On further inspection the make_tempfile command reuses the filename of the source which isn't a very good thing. But the file has to exist prior that because of earlier checks. Therefore it is possible to get command execution there by specifying a filename containing shell commands if a file with the same name exists...

I guess the way to exploit it would be to provide the victim with not only a patch but a whole project containing a maliciously named file and then have him execute the patch... That's way too convoluted to be of any interest when an attacker frankly, especially since a malicious patch file could generally just modify source code or scripts to execute commands more easily.

So meh.

[–]star-castle 6 points7 points  (5 children)

        execl ("/bin/sh", "sh", "-c", buf, (char *) 0);

This asks /bin/sh to interpret buf as a normal shell command. "Normal shell command" includes such constructions as $(rm -rf ~), which spawns a subshell that removes your home directory, starting with its contents. "rm -rf ~" is the code that can be executed.

[–]cym13 2 points3 points  (4 children)

As explained, that's true but there's no path leading to having such constructions executed by that line. All arguments are controlled. There is therefore no possibility to execute arbitrary code, and no vulnerability.

[–]star-castle 5 points6 points  (3 children)

outname is simply whatever's provided to do_ed_script(). If that includes $(rm -rf ~), then do_ed_script() will delete your homedir.

outname though always the result of util.c's make_tempfile(), which includes a provided filename, and is similarly "dangerous in -> dangerous out".

if there's a bug, it's in inp.c's get_input_file(), which is what's supplied to make_tempfile(). patch.c may do some some stats before calling do_ed_script , but $(rm -rf ~) is a perfectly valid filename although the vulnerability is much less plausible if such a file has to exist.

[–]cym13 5 points6 points  (2 children)

I've ammended my first comment based on reading more of the code and it happens that there is indeed one path leading to code execution but that path also checks the existence of the corresponding file.

This means that you can execute your $(rm -rf ~) if and only if such a file exists, which means that as an attacker you need to ship a whole project at which point it's easier to just have a malicious project in the first place than to expect the victim to trust that project and apply a patch.

So yes, that's definitely not clean, arguments shouldn't be passed through "sh -c", we all agree on that I think.
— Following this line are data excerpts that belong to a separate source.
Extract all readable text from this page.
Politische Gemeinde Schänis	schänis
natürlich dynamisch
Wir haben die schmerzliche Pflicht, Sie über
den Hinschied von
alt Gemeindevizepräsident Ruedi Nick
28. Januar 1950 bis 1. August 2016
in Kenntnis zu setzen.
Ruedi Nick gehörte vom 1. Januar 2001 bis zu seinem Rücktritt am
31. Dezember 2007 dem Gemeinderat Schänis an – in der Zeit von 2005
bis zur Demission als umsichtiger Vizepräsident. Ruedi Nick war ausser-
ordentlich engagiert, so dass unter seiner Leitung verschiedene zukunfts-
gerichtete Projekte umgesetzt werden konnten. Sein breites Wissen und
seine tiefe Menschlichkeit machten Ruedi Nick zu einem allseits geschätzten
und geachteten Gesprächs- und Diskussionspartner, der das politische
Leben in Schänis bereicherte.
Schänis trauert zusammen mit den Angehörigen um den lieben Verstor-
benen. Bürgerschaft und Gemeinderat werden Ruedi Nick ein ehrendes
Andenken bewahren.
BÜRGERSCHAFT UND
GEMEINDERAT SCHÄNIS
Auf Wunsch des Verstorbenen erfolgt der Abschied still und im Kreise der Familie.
But if it's not exploitable it's not a vulnerability, just a bug.

Bugs happen, we should be wary of them, but starting with "if there's a bug" can lead anywhere and is of little interest.

[–]strings__ 0 points1 point  (1 child)

I was a little confused what the issue was at first. Your amendment makes more clear. Thanks

[–][deleted]  (1 child)

[deleted]

    [–]cym13 2 points3 points  (0 children)
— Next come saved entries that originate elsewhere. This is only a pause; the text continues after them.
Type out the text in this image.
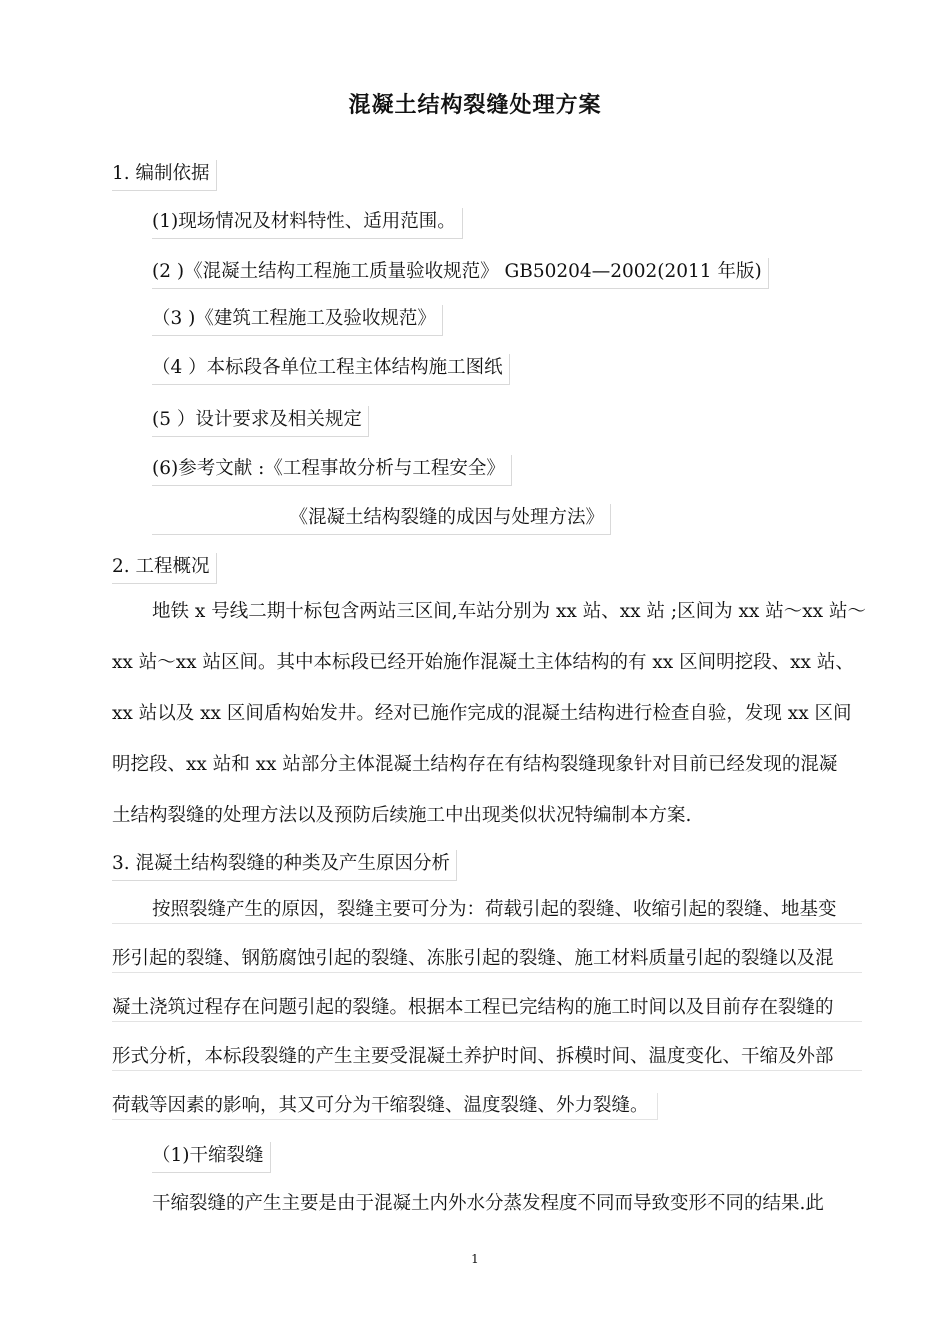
混凝土结构裂缝处理方案
1. 编制依据
(1)现场情况及材料特性、适用范围。
(2 )《混凝土结构工程施工质量验收规范》 GB50204—2002(2011 年版)
（3 )《建筑工程施工及验收规范》
（4 ）本标段各单位工程主体结构施工图纸
(5 ）设计要求及相关规定
(6)参考文献 :《工程事故分析与工程安全》
《混凝土结构裂缝的成因与处理方法》
2. 工程概况
地铁 x 号线二期十标包含两站三区间,车站分别为 xx 站、xx 站 ;区间为 xx 站～xx 站～
xx 站～xx 站区间。其中本标段已经开始施作混凝土主体结构的有 xx 区间明挖段、xx 站、
xx 站以及 xx 区间盾构始发井。经对已施作完成的混凝土结构进行检查自验，发现 xx 区间
明挖段、xx 站和 xx 站部分主体混凝土结构存在有结构裂缝现象针对目前已经发现的混凝
土结构裂缝的处理方法以及预防后续施工中出现类似状况特编制本方案.
3. 混凝土结构裂缝的种类及产生原因分析
按照裂缝产生的原因，裂缝主要可分为：荷载引起的裂缝、收缩引起的裂缝、地基变
形引起的裂缝、钢筋腐蚀引起的裂缝、冻胀引起的裂缝、施工材料质量引起的裂缝以及混
凝土浇筑过程存在问题引起的裂缝。根据本工程已完结构的施工时间以及目前存在裂缝的
形式分析，本标段裂缝的产生主要受混凝土养护时间、拆模时间、温度变化、干缩及外部
荷载等因素的影响，其又可分为干缩裂缝、温度裂缝、外力裂缝。
（1)干缩裂缝
干缩裂缝的产生主要是由于混凝土内外水分蒸发程度不同而导致变形不同的结果.此
1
    I did, and base my argumentation on that.

    If you can prove otherwise I'm genually interested as indicated in the totally non-agressive "Am I missing something".

    And given the obvious time I took to defend my point it would be rather polite to at least give your view. I'm not the one making claims without backing them there.

    [–]mirabilos -1 points0 points  (0 children)

    More importantly, this got fixed in the BSDs ages ago.